Of course simplifying becomes easy if you give up on these properties. If you don't care about algorithms, just choose a representative for each equivalence class arbitrarily and declare it simplified. If you don't care whether equivalent expressions simplify to the same result, then just declare everything is already simplified.

This argument rules out only a very general notion of simplification. It still makes sense in many important special cases, and as Joel David Hamkins observes in the comments, one could still define a notion of simplicity even if there is no full simplification method.

Added in response to comments: Let's state things more precisely. Let the class $E$ of closed-form expressions contain $\log 2$, $\pi$, $e^x$, $\sin x$, and $|x|$ and be closed under addition, subtraction, multiplication, and composition of functions. These expressions all define continuous functions that are numerically computable (in the sense that one can algorithmically compute arbitrarily close approximations to their values at any given points). Call expressions $e_1$ and $e_2$ equivalent if they define the same function.

Richardson proved that there is no algorithm that can test whether two expressions in $E$ are equivalent. It follows immediately that no algorithm can bring elements of $E$ into any canonical form. I.e., there is no computable function $f$ from $E$ to $E$ such that $f(e_1)=f(e_2)$ iff $e_1$ and $e_2$ are equivalent.

Furthermore, one cannot even do it in the gradual sense described in the comments: there is no computable function $f$ from $\mathbb{N} \times E$ to $E$ with the property that expressions $e_1$ and $e_2$ define the same function iff $f(n,e_1)=f(n,e_2)$ for all sufficiently large $n$. Think of $n$ as describing how hard you have tried to simplify your input, with the idea being that you eventually reach the canonical simplest form when $n$ is large enough, but you won't know when you've reached it (so you'll always be left wondering whether increasing $n$ would lead to further simplifications).
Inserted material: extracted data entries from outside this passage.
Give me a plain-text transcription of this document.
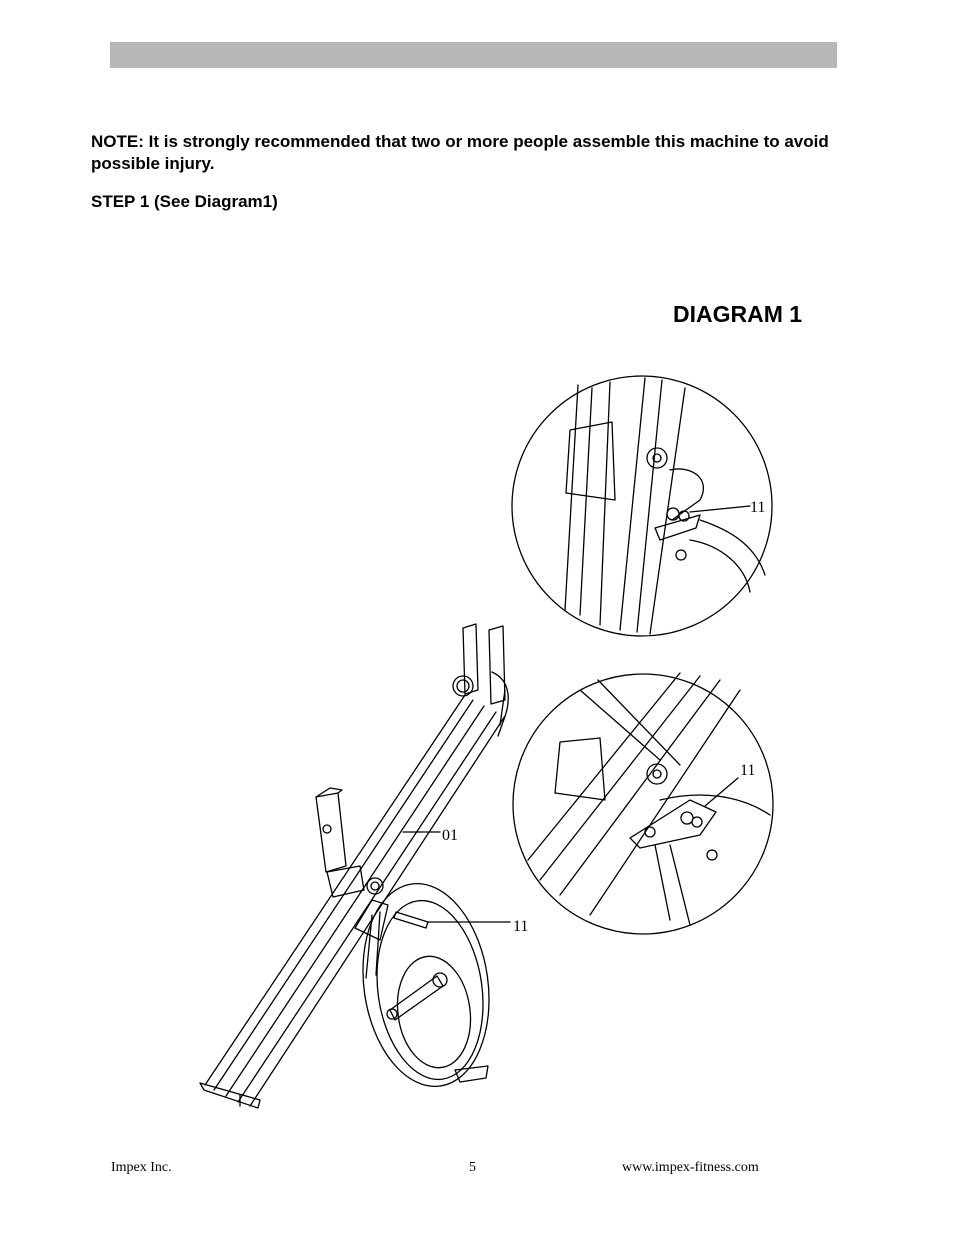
NOTE: It is strongly recommended that two or more people assemble this machine to avoid possible injury.
STEP 1 (See Diagram1)
DIAGRAM 1
01
11
11
11
Impex Inc.	5	www.impex-fitness.com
This observation requires a different proof, but it is not difficult. If such an $f$ existed, you could computably enumerate all the equivalent pairs $(e_1,e_2)$: to do so, loop through all triples $(e_1,e_2,n) \in E \times E \times \mathbb{N}$ and output $(e_1,e_2)$ whenever $f(n,e_1)=f(n,e_2)$. However, it is easy to computably enumerate the inequivalent pairs: loop through all expressions $e_1$ and $e_2$, rational numbers $x$, and natural numbers $k$, and output $(e_1,e_2)$ if numerically computing the corresponding functions at $x$ to within error less than $1/k$ shows that these functions differ at $x$. All inequivalent pairs will occur in this list, so if we could separately enumerate all the equivalent pairs (using the magic simplification function $f$), then we could solve the equivalence problem by seeing which list $(e_1,e_2)$ turned up in. That would contradict Richardson's theorem, and consequently $f$ does not exist.

What makes this tricky is that it's tempting to think the equivalent pairs should be computably enumerable. Can't you write down a list of all the expressions equivalent to $e$ by manipulating $e$ in all possible ways? Richardson's theorem implies that you cannot (for example, high school algebra manipulations are insufficient to get all equivalences, so high school classes give entirely the wrong impression). Proving two functions are different is easy, but proving two functions are the same is not, and there is no systematic way to do it.